3. Tools to Ensure Honoring of Obligations
To reduce the risk of a contract default, the following safeguards are commonly used in international practice:
• bank guarantee with the bank's obligation to pay a fixed amount of money in the event of default by the counterpart. Commonly used in big contracts;
• letters of credit to guarantee payment upon fulfillment of the supplier's obligations. Effective to minimize the risks of dealing with new partners;
• advance payment (partial prepayment, usually 20-30% of the contract value). Reduces the possibility of deal cancellation by the buyer and minimizes risks on the supplier's side;
• insurance against contract default. In Belarus, such services are provided by the Beleximgarant insurance company;
• penalties (fines, penalties) complete with a payment procedure in the event of a default;
• collateral (for example, a lien on expensive goods until full payment).
The choice for this or another tool should be based in each case on a sound analysis of the deal background, including the history of relations with the partner and its jurisdiction. For example, if Belarusian companies have difficulties enforcing court decisions in the counterpart's country, then one should hedge big contracts with the strongest possible safeguards (bank guarantees, collateral, advance payments, letters of credit).
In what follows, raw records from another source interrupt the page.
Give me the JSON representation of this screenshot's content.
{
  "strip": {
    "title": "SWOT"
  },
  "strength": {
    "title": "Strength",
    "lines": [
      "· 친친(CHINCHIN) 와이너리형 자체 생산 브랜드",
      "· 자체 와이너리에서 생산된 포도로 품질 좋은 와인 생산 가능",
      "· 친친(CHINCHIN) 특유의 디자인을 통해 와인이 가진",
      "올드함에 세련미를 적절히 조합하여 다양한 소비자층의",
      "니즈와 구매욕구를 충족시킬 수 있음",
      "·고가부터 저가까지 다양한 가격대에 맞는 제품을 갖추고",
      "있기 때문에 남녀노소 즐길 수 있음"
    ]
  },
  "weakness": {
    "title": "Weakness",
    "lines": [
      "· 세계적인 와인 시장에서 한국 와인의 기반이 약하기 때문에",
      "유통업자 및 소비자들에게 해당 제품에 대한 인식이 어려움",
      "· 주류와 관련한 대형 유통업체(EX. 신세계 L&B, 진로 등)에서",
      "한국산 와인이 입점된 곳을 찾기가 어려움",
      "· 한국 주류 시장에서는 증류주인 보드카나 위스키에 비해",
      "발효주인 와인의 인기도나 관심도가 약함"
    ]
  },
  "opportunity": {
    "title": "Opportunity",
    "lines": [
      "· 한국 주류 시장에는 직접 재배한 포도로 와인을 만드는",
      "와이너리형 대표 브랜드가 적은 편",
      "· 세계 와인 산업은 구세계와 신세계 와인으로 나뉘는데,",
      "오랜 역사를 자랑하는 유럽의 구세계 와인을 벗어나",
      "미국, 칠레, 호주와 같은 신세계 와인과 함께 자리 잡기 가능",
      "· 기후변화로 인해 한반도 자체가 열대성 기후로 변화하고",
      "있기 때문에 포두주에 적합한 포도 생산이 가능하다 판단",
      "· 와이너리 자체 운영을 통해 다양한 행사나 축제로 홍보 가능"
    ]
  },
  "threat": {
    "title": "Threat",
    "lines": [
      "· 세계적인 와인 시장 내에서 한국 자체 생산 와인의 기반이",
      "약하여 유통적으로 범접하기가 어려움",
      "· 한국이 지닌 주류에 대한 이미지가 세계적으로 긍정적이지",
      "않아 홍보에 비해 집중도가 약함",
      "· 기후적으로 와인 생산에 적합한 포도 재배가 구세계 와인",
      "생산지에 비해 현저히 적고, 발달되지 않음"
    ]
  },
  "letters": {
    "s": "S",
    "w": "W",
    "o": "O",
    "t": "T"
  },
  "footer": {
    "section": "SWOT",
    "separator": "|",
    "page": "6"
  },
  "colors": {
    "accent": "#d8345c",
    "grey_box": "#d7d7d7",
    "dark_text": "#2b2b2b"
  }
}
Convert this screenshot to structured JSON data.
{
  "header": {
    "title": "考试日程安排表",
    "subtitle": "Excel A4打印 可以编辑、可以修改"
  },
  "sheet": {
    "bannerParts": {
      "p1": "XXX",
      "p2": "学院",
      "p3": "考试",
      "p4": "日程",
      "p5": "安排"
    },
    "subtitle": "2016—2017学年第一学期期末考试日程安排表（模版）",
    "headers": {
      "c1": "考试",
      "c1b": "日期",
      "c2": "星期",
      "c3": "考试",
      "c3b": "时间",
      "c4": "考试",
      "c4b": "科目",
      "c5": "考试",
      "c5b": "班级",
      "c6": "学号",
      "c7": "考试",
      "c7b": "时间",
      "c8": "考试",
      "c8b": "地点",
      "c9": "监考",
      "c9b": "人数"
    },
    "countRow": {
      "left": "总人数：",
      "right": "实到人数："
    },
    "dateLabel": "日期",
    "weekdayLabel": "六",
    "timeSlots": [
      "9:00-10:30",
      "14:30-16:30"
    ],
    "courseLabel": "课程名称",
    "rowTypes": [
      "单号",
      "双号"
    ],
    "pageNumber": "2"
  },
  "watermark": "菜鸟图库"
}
4. Compliance with Currency Norms
Belarusian traders must comply with the national currency regulation, including:
• registering their foreign exchange contracts on the portal of the National Bank of the Republic of Belarus in relevant cases;
• repatriating foreign currency earnings by the established deadlines;
• respecting export control requiremenets (as per the product and the country of destination).
The counterpart's jurisdiction may have similar currency norms in place.
By respecting procedural deadlines one can avoid liability risks and safely pass compliance checks by banks processing international payments.